When you look at it “well to wheel”, so to speak, it makes integrating high speed rail into inter-regional transportation systems sound very practical. There are times when aviation can allow a lot of flexibility per destinations into a transport network, but once rail lines are in place, sustainably generated electricity is probably much more energy efficient.
Maybe long term research into either algae or electrofuels will change that equation. Today’s feedstock and conversion processes probably are best for providing enough fuel to get this head start on “providing operational familiarity.”
Neste makes bio synthetic fuel from plant oils, it is NOT biodiesel.
Or so they hope. The pathways proposed all remain atrocious as far as sunlight to turbine-shaft energy conversion efficiency. Better approach: invent inexpensive water electrolysis to make hydrogen from PV energy and then make syn jet from any carbon source like waste biomass at 1000x better efficiency.
Let’s get some research going on how to break the laws of physics.
That’s the ticket.
Huh?
Here’s what you said we should do.
“Better approach: invent inexpensive water electrolysis to make hydrogen from PV energy”
Electrolysis is already about as efficient as it could be. The only way to lower the cost would be to find a way around the energy required to break the hydrogen/oxygen bond.

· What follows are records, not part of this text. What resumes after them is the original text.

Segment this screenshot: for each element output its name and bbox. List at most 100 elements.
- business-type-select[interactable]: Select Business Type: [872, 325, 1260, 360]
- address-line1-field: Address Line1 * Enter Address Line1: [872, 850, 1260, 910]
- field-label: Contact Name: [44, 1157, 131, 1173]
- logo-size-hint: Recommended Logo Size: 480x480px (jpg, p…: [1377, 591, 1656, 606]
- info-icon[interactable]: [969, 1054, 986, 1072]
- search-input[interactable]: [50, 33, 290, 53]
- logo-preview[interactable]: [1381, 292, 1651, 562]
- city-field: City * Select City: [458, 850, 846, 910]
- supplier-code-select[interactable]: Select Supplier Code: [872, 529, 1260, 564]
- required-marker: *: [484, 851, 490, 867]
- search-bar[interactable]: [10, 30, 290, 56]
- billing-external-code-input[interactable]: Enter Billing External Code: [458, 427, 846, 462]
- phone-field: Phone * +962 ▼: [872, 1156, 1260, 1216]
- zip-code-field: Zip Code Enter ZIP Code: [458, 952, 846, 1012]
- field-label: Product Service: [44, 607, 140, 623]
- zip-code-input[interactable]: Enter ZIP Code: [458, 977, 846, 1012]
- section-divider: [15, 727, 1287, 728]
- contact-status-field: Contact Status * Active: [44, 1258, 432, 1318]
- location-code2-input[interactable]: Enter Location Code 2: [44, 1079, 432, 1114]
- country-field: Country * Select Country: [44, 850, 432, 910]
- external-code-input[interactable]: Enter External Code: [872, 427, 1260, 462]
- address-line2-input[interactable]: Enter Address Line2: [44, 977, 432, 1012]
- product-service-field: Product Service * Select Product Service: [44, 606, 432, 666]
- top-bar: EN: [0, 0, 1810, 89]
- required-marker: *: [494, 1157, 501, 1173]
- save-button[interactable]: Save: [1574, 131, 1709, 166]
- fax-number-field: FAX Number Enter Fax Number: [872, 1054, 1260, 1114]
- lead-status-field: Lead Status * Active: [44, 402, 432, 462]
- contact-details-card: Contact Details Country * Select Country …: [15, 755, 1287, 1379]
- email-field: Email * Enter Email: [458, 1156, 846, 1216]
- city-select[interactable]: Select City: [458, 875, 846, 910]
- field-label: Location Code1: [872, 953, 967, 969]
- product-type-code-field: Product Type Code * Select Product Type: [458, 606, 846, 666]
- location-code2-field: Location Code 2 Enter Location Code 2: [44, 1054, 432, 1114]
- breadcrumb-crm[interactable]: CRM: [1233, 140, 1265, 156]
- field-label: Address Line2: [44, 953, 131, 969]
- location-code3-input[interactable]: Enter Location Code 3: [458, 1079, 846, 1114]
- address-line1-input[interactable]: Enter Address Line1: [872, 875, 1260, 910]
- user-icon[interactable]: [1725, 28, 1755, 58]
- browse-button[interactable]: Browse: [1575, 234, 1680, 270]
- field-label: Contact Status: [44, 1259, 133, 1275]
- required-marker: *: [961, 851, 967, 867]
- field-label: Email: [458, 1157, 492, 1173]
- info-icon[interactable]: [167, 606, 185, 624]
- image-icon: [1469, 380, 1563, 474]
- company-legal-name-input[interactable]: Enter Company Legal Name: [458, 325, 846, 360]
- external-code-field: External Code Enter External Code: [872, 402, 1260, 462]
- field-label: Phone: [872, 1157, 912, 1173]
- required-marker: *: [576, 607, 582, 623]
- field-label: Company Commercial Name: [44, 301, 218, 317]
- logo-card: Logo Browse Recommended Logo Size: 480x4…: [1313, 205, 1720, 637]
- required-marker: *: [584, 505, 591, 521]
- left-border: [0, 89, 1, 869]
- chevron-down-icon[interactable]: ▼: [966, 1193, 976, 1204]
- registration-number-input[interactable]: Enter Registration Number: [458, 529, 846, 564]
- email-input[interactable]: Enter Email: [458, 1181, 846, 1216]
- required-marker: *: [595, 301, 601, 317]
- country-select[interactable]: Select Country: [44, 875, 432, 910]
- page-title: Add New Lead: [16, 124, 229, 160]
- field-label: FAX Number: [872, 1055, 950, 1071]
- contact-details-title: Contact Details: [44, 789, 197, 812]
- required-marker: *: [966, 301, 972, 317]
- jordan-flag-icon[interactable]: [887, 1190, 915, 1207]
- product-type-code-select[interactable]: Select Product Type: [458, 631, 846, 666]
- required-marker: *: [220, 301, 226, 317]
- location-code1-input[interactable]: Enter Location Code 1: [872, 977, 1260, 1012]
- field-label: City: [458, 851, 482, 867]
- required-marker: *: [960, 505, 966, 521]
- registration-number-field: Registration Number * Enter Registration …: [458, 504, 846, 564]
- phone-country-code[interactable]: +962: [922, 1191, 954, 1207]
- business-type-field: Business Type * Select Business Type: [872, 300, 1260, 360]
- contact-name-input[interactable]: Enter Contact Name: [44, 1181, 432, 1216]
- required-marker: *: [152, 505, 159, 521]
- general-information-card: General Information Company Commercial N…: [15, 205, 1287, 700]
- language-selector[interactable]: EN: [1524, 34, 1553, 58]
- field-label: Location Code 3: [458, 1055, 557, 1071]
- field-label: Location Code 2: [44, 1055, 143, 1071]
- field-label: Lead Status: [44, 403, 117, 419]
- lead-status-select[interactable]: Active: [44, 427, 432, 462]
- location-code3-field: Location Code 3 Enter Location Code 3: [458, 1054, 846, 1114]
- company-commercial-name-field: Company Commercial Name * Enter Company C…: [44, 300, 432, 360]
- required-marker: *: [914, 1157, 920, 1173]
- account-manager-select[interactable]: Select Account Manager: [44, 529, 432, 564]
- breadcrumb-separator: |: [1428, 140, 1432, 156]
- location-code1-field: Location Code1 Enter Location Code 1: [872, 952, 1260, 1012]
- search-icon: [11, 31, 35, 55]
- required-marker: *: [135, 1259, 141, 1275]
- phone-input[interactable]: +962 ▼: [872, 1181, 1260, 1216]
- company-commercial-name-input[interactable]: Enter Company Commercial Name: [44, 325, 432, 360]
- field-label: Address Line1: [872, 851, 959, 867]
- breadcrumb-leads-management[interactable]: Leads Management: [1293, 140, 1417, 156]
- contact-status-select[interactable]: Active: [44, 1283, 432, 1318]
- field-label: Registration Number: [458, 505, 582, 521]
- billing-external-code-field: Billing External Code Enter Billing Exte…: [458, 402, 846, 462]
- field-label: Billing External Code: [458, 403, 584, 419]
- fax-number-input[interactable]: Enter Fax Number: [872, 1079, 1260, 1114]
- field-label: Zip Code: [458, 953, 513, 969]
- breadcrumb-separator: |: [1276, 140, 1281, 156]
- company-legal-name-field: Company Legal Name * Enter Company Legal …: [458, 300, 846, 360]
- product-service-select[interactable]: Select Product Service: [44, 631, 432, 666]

Ahh I see. “Electrolysis is as efficient as it could be” – only if one assumes that electricity is the only cost. In real-life, the cost of electrolyzed hydrogen is capital equipment, labor, repairs/ maintenance, etc plus some for electricity. The equipment ( catalysts, etc) is very expensive. So much so that when you read up on people trying to make numbers work, they’re assuming 24/7 operation to minimize capital and depreciation costs and it still doesn’t work well. Cut the capital costs by 90% and game changed. Less capital plus, importantly, run the plant at times of cheap electricity.
Cutting the cost of hydrogen electrolysis equipment would be huge to facilitate renewable energy in many ways. Needs R&D on different catalysts, etc.
I am a proponent for Synfuels but alas any fuel for jets will be a massive GHG problem simply because of the water vapor.
http://www.theguardian.com/environment/blog/2010/sep/09/carbon-emissions-planes-shipping
http://www.theguardian.com/environment/2010/apr/06/aviation-q-and-a
You either have to fly slow in low altitude or switch to batteries whereof Phinergy Aluminum Air seems the most interesting.
The cost of Synfuel production is going down very rapidly as the plant efficiency and the conversion efficiency grows. What is needed now is mass deployment.